High-intensity focused ultrasound (HiFU), available in only a few facilities in the United States, sends more than 1,000 beams of ultrasound through the skull to a specific location of the brain. There, sound waves converge and hit and destroy lesions or problem areas. The procedure is non-invasive, meaning there’s no incision and there’s no need for anesthesia. It also avoids radiation and doesn’t damage nearby tissues. The innovative collaboration between brain and cancer specialists offers additional options for patients who aren’t responding well to other treatments.
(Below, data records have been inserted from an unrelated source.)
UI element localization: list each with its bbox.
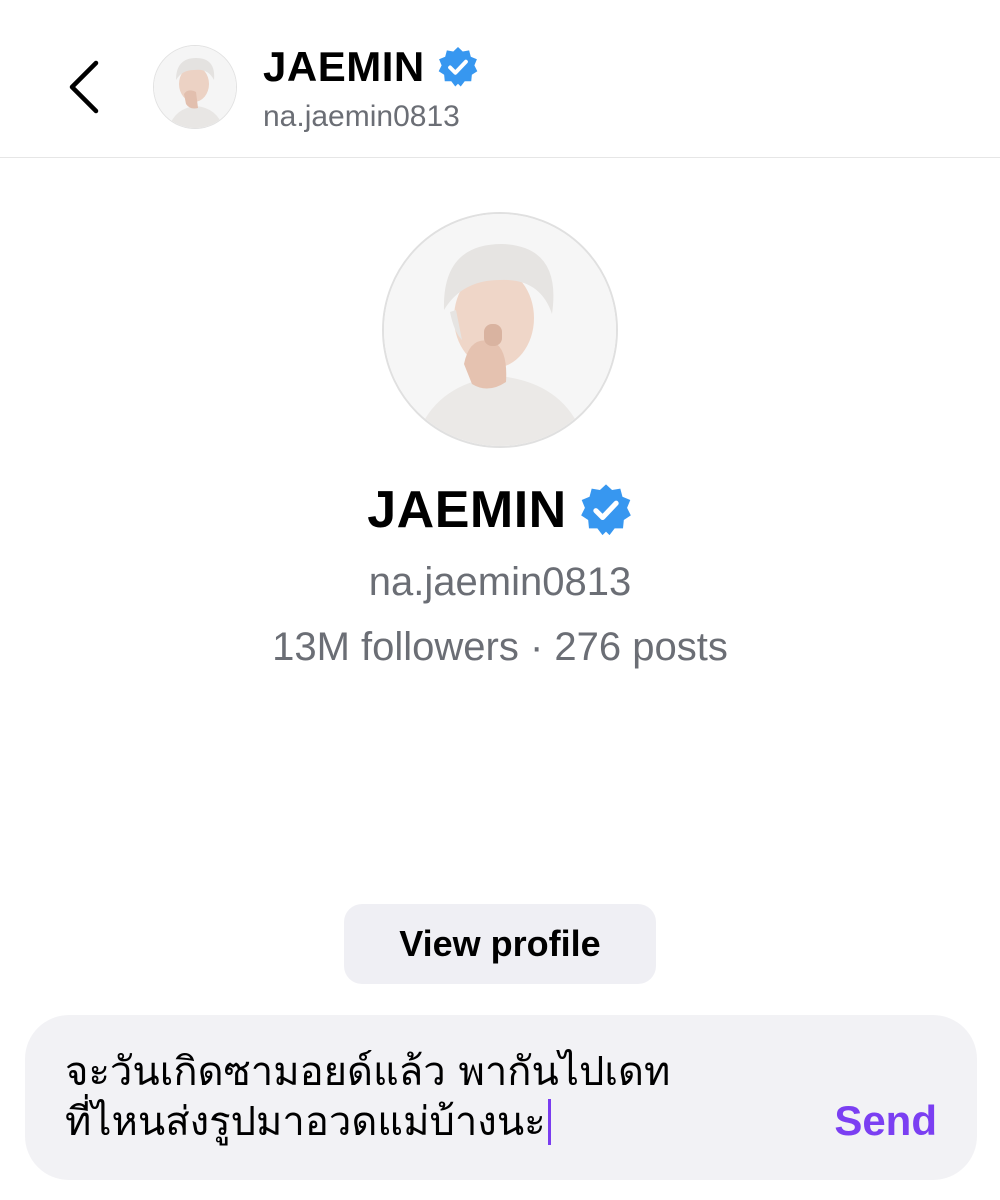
profile-avatar[interactable] [382, 212, 618, 448]
message-composer[interactable]: จะวันเกิดซามอยด์แล้ว พากันไปเดท ที่ไหนส่… [25, 1015, 977, 1180]
profile-handle: na.jaemin0813 [368, 560, 632, 604]
dm-thread-screen: JAEMIN na.jaemin0813 JAEMIN na.jaemin081… [0, 0, 1000, 1200]
header-avatar[interactable] [153, 45, 237, 129]
profile-name-row: JAEMIN [0, 478, 1000, 542]
verified-badge-icon [438, 47, 478, 87]
back-button[interactable] [56, 52, 112, 122]
profile-display-name: JAEMIN [367, 481, 567, 539]
header-display-name: JAEMIN [263, 43, 425, 90]
view-profile-button[interactable]: View profile [344, 904, 656, 984]
avatar-photo [384, 214, 616, 446]
message-input[interactable]: จะวันเกิดซามอยด์แล้ว พากันไปเดท ที่ไหนส่… [65, 1047, 765, 1147]
chevron-left-icon [69, 60, 99, 114]
header-handle: na.jaemin0813 [263, 100, 460, 133]
header-name-row: JAEMIN [263, 42, 479, 92]
avatar-photo [154, 46, 236, 128]
profile-stats: 13M followers · 276 posts [272, 625, 728, 669]
thread-header: JAEMIN na.jaemin0813 [0, 0, 1000, 158]
text-caret [547, 1099, 551, 1145]
message-input-text: จะวันเกิดซามอยด์แล้ว พากันไปเดท ที่ไหนส่… [65, 1049, 671, 1145]
verified-badge-icon [580, 484, 631, 536]
send-button[interactable]: Send [834, 1097, 937, 1145]
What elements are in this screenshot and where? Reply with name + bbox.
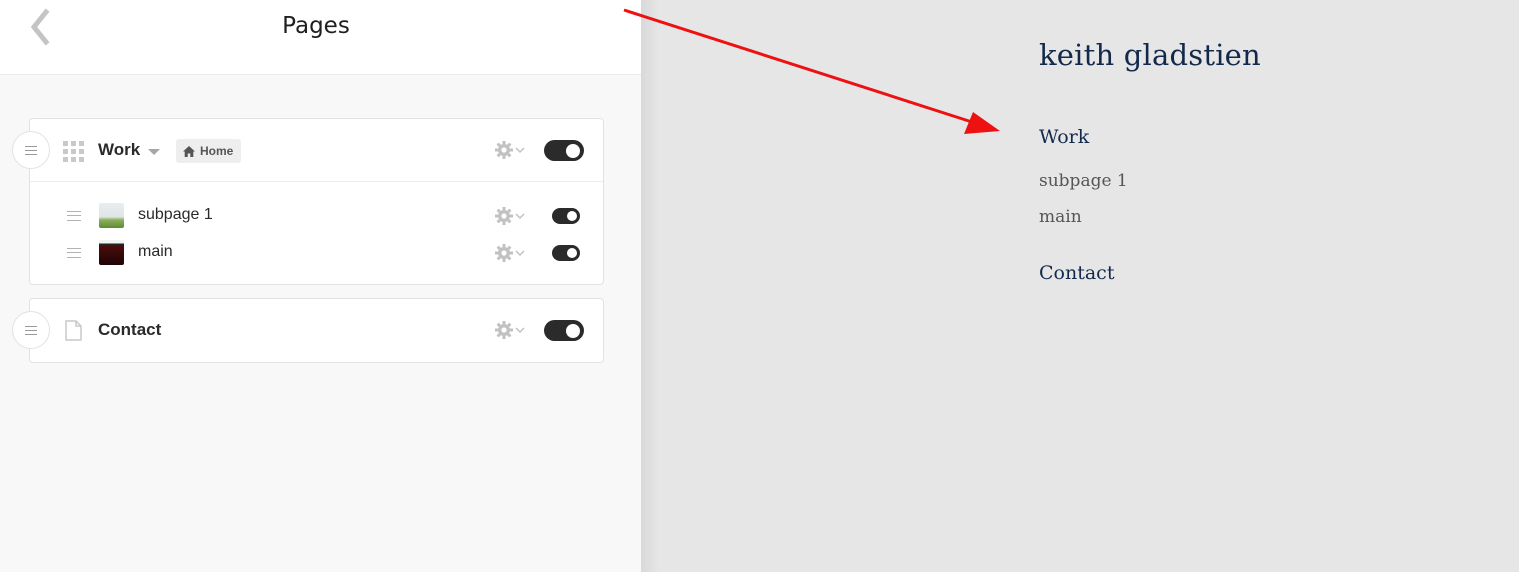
preview-edge-shadow (641, 0, 659, 572)
panel-header: Pages (0, 0, 641, 75)
page-group-work: Work Home subpage 1 main (12, 118, 604, 285)
page-title-work: Work (98, 140, 141, 159)
visibility-toggle[interactable] (552, 208, 580, 224)
nav-link-work[interactable]: Work (1039, 126, 1089, 148)
subpage-row[interactable]: main (30, 235, 603, 271)
settings-gear-button[interactable] (494, 140, 528, 160)
site-title[interactable]: keith gladstien (1039, 38, 1261, 72)
landscape-thumbnail (99, 203, 124, 228)
settings-gear-button[interactable] (494, 243, 528, 263)
panel-title: Pages (282, 13, 350, 39)
home-badge: Home (176, 139, 242, 163)
pages-panel: Pages Work Home subpage 1 main Contact (0, 0, 641, 572)
nav-link-subpage-1[interactable]: subpage 1 (1039, 171, 1128, 191)
subpage-label: main (138, 243, 173, 260)
nav-link-main[interactable]: main (1039, 207, 1082, 227)
page-title-contact: Contact (98, 320, 162, 339)
subpage-row[interactable]: subpage 1 (30, 198, 603, 234)
gear-icon (495, 244, 525, 262)
drag-lines-icon (25, 146, 37, 155)
page-row-contact[interactable]: Contact (12, 299, 603, 362)
drag-handle[interactable] (12, 311, 50, 349)
drag-handle-icon[interactable] (67, 211, 81, 221)
drag-lines-icon (25, 326, 37, 335)
gear-icon (495, 321, 525, 339)
visibility-toggle[interactable] (552, 245, 580, 261)
drag-handle[interactable] (12, 131, 50, 169)
dark-thumbnail (99, 240, 124, 265)
drag-handle-icon[interactable] (67, 248, 81, 258)
subpage-label: subpage 1 (138, 206, 213, 223)
page-icon (65, 320, 82, 341)
home-badge-label: Home (200, 144, 234, 158)
gear-icon (495, 207, 525, 225)
settings-gear-button[interactable] (494, 320, 528, 340)
settings-gear-button[interactable] (494, 206, 528, 226)
grid-icon (63, 141, 84, 162)
gear-icon (495, 141, 525, 159)
page-row-work[interactable]: Work Home (12, 119, 603, 182)
nav-link-contact[interactable]: Contact (1039, 262, 1114, 284)
home-icon (183, 145, 195, 157)
visibility-toggle[interactable] (544, 140, 584, 161)
visibility-toggle[interactable] (544, 320, 584, 341)
page-group-contact: Contact (12, 298, 604, 363)
caret-down-icon[interactable] (148, 149, 160, 155)
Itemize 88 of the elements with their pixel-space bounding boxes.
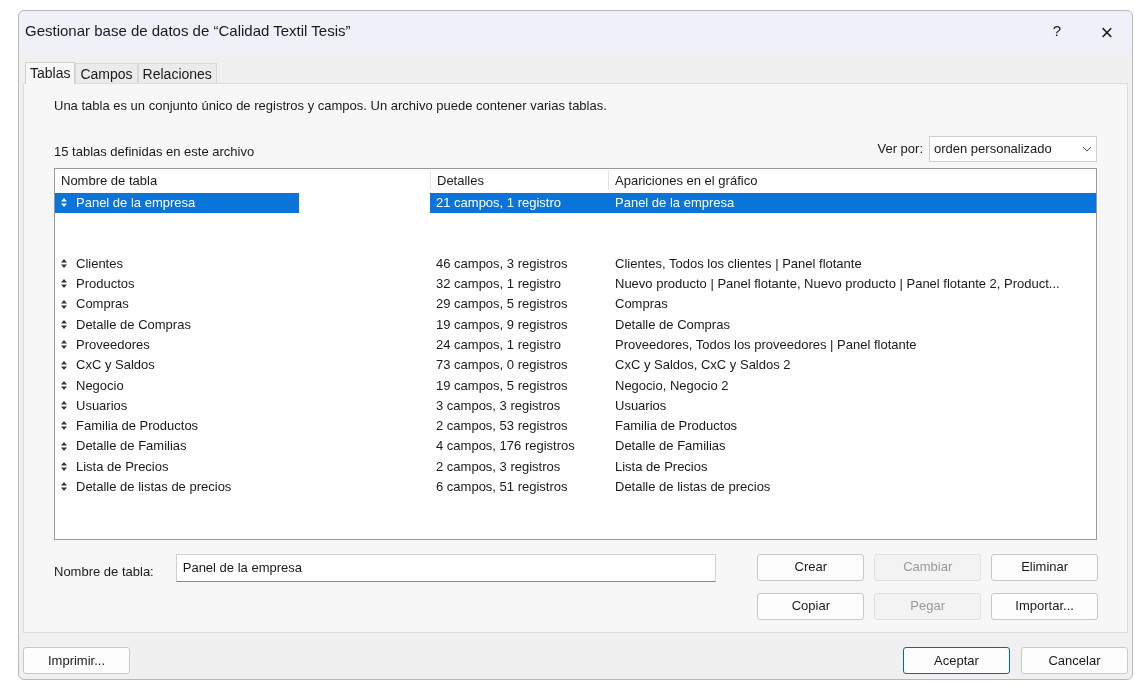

Patients with movement disorders, particularly those who have essential tremor, are seeing great results with HiFu, said neurosurgeon Justin Sporrer, M.D., with Miami Neuroscience Institute. “It’s a game changer,” he said. “The effect is essentially instantaneous once treatment is delivered.”
Essential tremor is a progressive and debilitating condition that causes shaking of the hands and head. People with essential tremor have difficulty with daily tasks such as writing or holding a cup of water without spilling and shaving.
With HiFU, patients are given one or more “sonications,” or energy blasts to the area, in one sitting. Between sonications, physicians talk with the patients and ask them to perform tasks that would normally be difficult. If the patient still has some tremor, another sonication may be performed. “It’s not uncommon to actually hear patients laugh as they are being treated because the effect is so dramatic,” Dr. Sporrer said.
At Miami Cancer Institute, HiFU will be used in clinical trials for patients of all ages who have recurrent brain cancers. “When brain tumors recur after primary treatment, we often have fewer proven treatment options to help patients,” said Matthew Hall, M.D., the radiation oncologist who is a principal investigator of the study. “Our treatments are further limited by the ability of cancer drugs to reach the tumor through the blood-brain barrier.”
HiFU can complement drug therapy by temporarily opening the blood-brain barrier, making it easier for medications to reach the tumors.
“Focused ultrasound can increase the chances that patients will receive a therapeutic dose of the cancer drugs while limiting the toxicities they experience,” Dr. Hall said. “This research is very exciting because it provides a great opportunity to examine new therapies in patients who often have few options and who really can benefit from more effective treatments.”